In that case, the correct solution is to use std::tr1::array, which also has at() member functions that do bounds checking. If a TR1 implementation is unavailable, then you would implement something like it (without using dynamic memory allocation, of course).Originally Posted by C_ntua
No, but there may be a problem: since std::tr1::array is a fixed size array, if the size is determined by the user at run time, then it will not be appropriate. Back to the question of space overhead for std::vector...Originally Posted by C_ntua
It depends on the type of the data. If the type is a 4 byte int, then 3 or 4 of them would take up 12 or 16 bytes. If size_t and int* are also 4 bytes, then a vector only needs 12 bytes (8 for the variables to track size and capacity, and another 4 for the pointer).Originally Posted by C_ntua
But to put this in context, a dynamic array-like container that cannot expand needs 8 bytes (4 for the variable to track size, and 4 for the pointer). Under my assumptions of sizeof(size_t) and sizeof(int*), this means that we are comparing 24 or 28 bytes with 20 or 24 bytes, which is not a very big deal, especially since the numbers involved are small to begin with (and they would be roughly halved if we stored 3 or 4 chars instead). It might become a big deal if we have a huge non-rectangular array/vector of them, in which case such a container might really make things easier, if space consumption was a problem.
>> Then you are looking for the words "safer", "more useful", "recommended" but NOT "better". <<
If you can find a definition of better that would apply to new over vector, I'd happily accept it. I can think of only one at the moment: your instructor doesn't allow you to use vector on your assignment. In that case new would be better.
>> Something can be better from something else even if there differences are really really small. That is the point of my example. <<
But in your example, the vector was better because of the automatic memory management. You can't just pick and choose what factors to talk about. Overall, vector is better in your example.
>> But since somebody asked to tell ONE case of being better, then that one case might be memory. <<
I apologize if I wasn't clear. I wasn't looking for one advantage of new over vector. I was looking for one programming situation (as a relatively complete situation) where new was better for the overall program.

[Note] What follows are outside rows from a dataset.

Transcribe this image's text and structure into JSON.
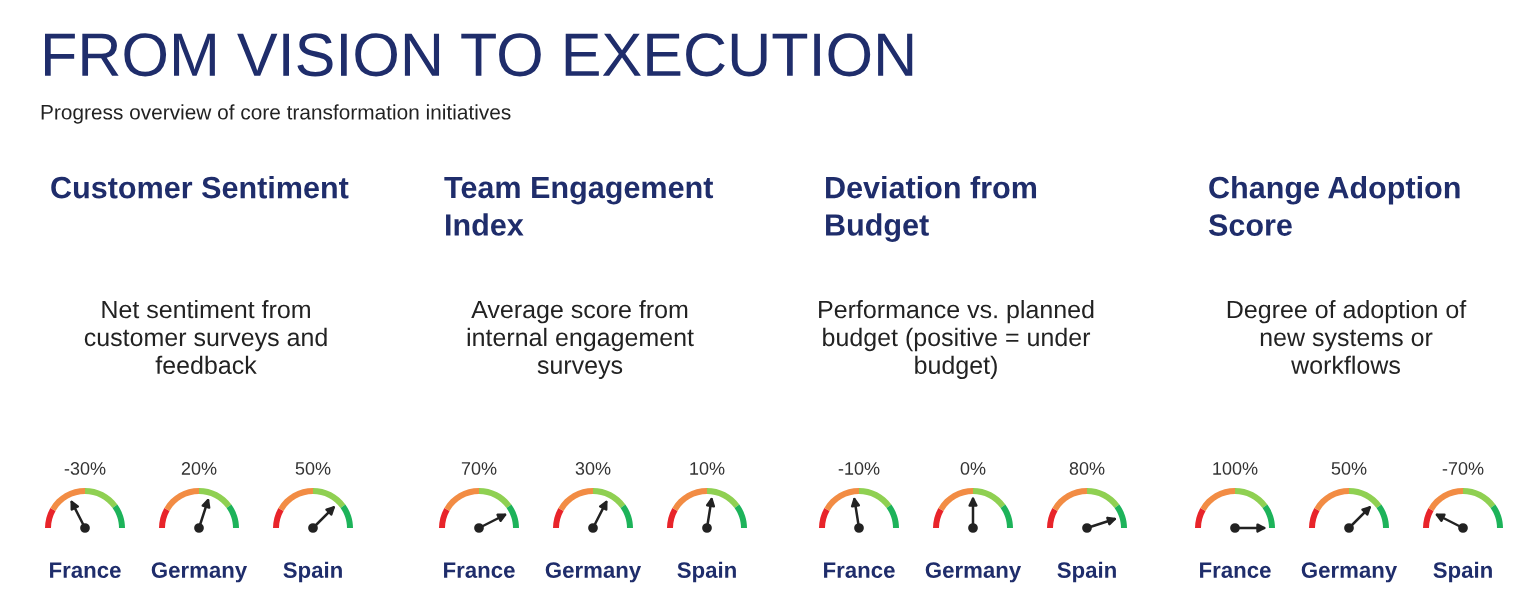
{
  "chart_data": [
    {
      "type": "other",
      "title": "FROM VISION TO EXECUTION",
      "subtitle": "Progress overview of core transformation initiatives"
    },
    {
      "type": "other",
      "title": "Customer Sentiment",
      "subtitle": "Net sentiment from\ncustomer surveys and\nfeedback",
      "categories": [
        "France",
        "Germany",
        "Spain"
      ],
      "values": [
        -30,
        20,
        50
      ],
      "value_labels": [
        "-30%",
        "20%",
        "50%"
      ]
    },
    {
      "type": "other",
      "title": "Team Engagement\nIndex",
      "subtitle": "Average score from\ninternal engagement\nsurveys",
      "categories": [
        "France",
        "Germany",
        "Spain"
      ],
      "values": [
        70,
        30,
        10
      ],
      "value_labels": [
        "70%",
        "30%",
        "10%"
      ]
    },
    {
      "type": "other",
      "title": "Deviation from\nBudget",
      "subtitle": "Performance vs. planned\nbudget (positive = under\nbudget)",
      "categories": [
        "France",
        "Germany",
        "Spain"
      ],
      "values": [
        -10,
        0,
        80
      ],
      "value_labels": [
        "-10%",
        "0%",
        "80%"
      ]
    },
    {
      "type": "other",
      "title": "Change Adoption\nScore",
      "subtitle": "Degree of adoption of\nnew systems or\nworkflows",
      "categories": [
        "France",
        "Germany",
        "Spain"
      ],
      "values": [
        100,
        50,
        -70
      ],
      "value_labels": [
        "100%",
        "50%",
        "-70%"
      ]
    }
  ]
}
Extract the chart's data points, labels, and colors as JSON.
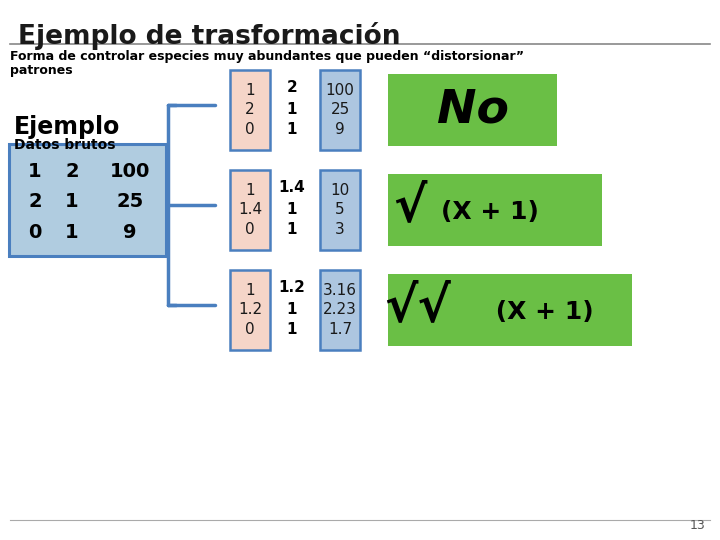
{
  "title": "Ejemplo de trasformación",
  "subtitle_line1": "Forma de controlar especies muy abundantes que pueden “distorsionar”",
  "subtitle_line2": "patrones",
  "page_number": "13",
  "raw_data_label": "Ejemplo",
  "raw_data_sublabel": "Datos brutos",
  "row1_pink": [
    "1",
    "2",
    "0"
  ],
  "row1_black": [
    "2",
    "1",
    "1"
  ],
  "row1_blue": [
    "100",
    "25",
    "9"
  ],
  "row2_pink": [
    "1",
    "1.4",
    "0"
  ],
  "row2_black": [
    "1.4",
    "1",
    "1"
  ],
  "row2_blue": [
    "10",
    "5",
    "3"
  ],
  "row3_pink": [
    "1",
    "1.2",
    "0"
  ],
  "row3_black": [
    "1.2",
    "1",
    "1"
  ],
  "row3_blue": [
    "3.16",
    "2.23",
    "1.7"
  ],
  "green_bg": "#6abf45",
  "pink_bg": "#f5d5c8",
  "blue_col_bg": "#adc6e0",
  "raw_blue_bg": "#b0cce0",
  "white_bg": "#ffffff",
  "border_blue": "#4a7fbf",
  "label1": "No",
  "label2_sqrt": "√",
  "label2_rest": "(X + 1)",
  "label3_sqrt": "√√",
  "label3_rest": " (X + 1)"
}
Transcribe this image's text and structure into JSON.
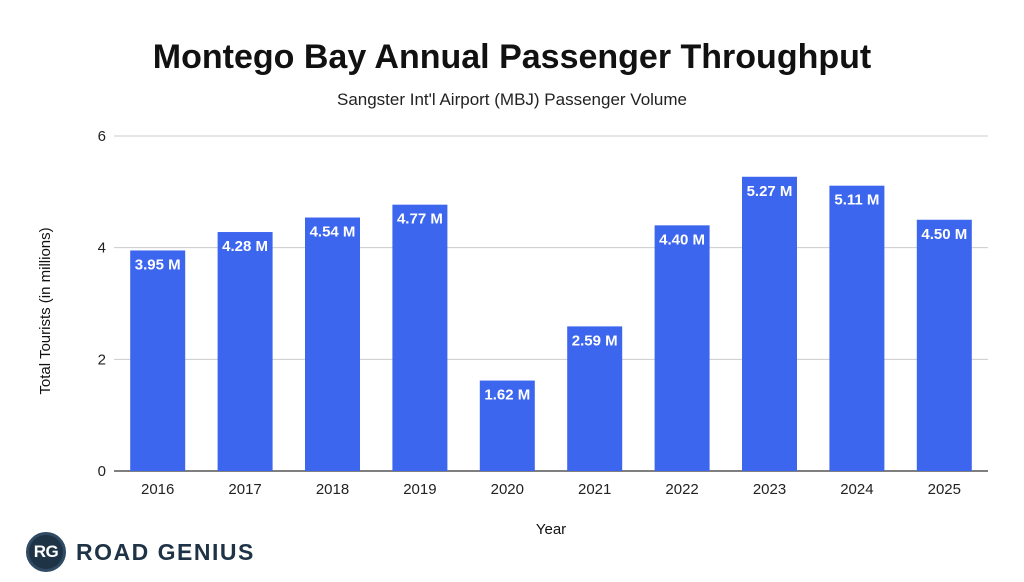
{
  "chart_data": {
    "type": "bar",
    "title": "Montego Bay Annual Passenger Throughput",
    "subtitle": "Sangster Int'l Airport (MBJ) Passenger Volume",
    "xlabel": "Year",
    "ylabel": "Total Tourists (in millions)",
    "ylim": [
      0,
      6
    ],
    "yticks": [
      0,
      2,
      4,
      6
    ],
    "grid": true,
    "bar_color": "#3d66ef",
    "categories": [
      "2016",
      "2017",
      "2018",
      "2019",
      "2020",
      "2021",
      "2022",
      "2023",
      "2024",
      "2025"
    ],
    "values": [
      3.95,
      4.28,
      4.54,
      4.77,
      1.62,
      2.59,
      4.4,
      5.27,
      5.11,
      4.5
    ],
    "data_labels": [
      "3.95 M",
      "4.28 M",
      "4.54 M",
      "4.77 M",
      "1.62 M",
      "2.59 M",
      "4.40 M",
      "5.27 M",
      "5.11 M",
      "4.50 M"
    ]
  },
  "brand": {
    "logo_text": "RG",
    "name": "ROAD GENIUS"
  }
}
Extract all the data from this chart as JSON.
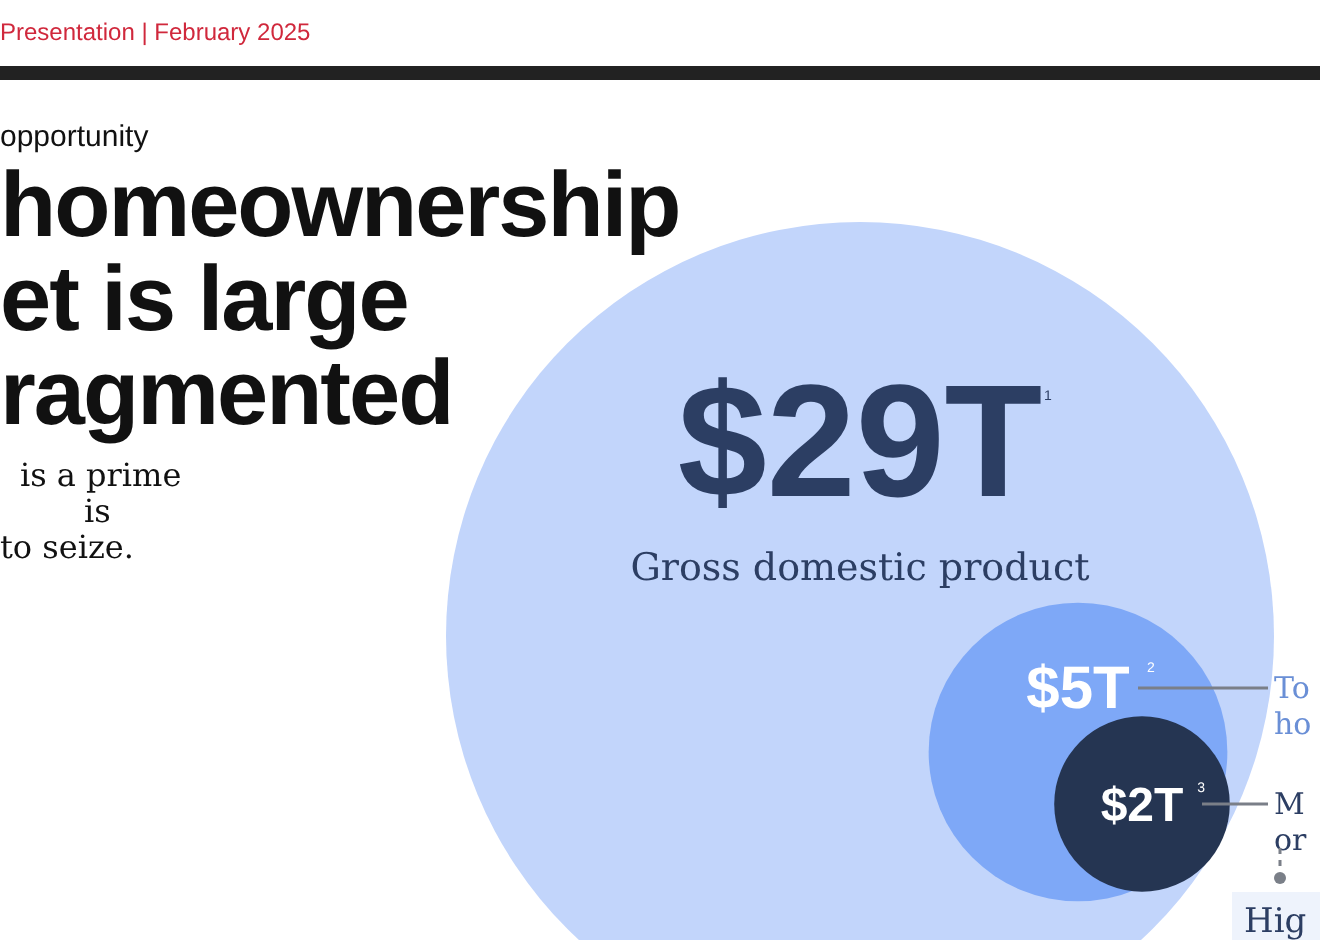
{
  "chart_data": {
    "type": "other",
    "title": "homeownership\net is large\nragmented",
    "subtitle": "opportunity",
    "categories": [
      "Gross domestic product",
      null,
      null
    ],
    "values": [
      29,
      5,
      2
    ],
    "value_labels": [
      "$29T",
      "$5T",
      "$2T"
    ],
    "colors": [
      "#c2d5fb",
      "#7ea8f7",
      "#253552"
    ],
    "annotations": [
      "Presentation | February 2025",
      "is a prime\nis\nto seize.",
      "To\nho",
      "M\nor",
      "Hig",
      "1",
      "2",
      "3"
    ]
  }
}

Your example specifies an advantage of new over vector (a savings of a few bytes). My point is that minor advantage is outweighed by other disadvantages in real situations.
>> In this case memory management will be just a delete in the destructor (excect if I am missing something in the whole memory management thing). <<
Unfortunately, you are missing something (that is more important than what anon noticed). If you use vector, you don't need to write the destructor. If you use new, you need to write the destructor and either write or disable the copy constructor and copy assignment operator. That's something people often forget when using new (another reason vector is better). If you fail to do that, your code crashes (or worse) if that object ever gets copied.
>> Generally, if you don't need space don't allocate it. <<
If an insignificant amount of space will make the rest of your program safer and easier to write and maintain, then yes, you absolutely should allocate it.
C_ntua, the entire point of the original comment was that you should understand what vector is and what it does. If you're using new/delete in your program, there is a very good chance that you would benefit from using vector instead. In my experience coding and answering questions on these forums, I have never heard of an actual situation where the vector was not a better choice than new/delete, so if you want to make the best possible program, you should consider using vector. Of course there are many situations where new/delete works just fine, and if it is already written that way then this doesn't mean you have to change it. But if you're writing new code or learning the language, then taking the time to understand this "better" alternative is worth the investment IMO.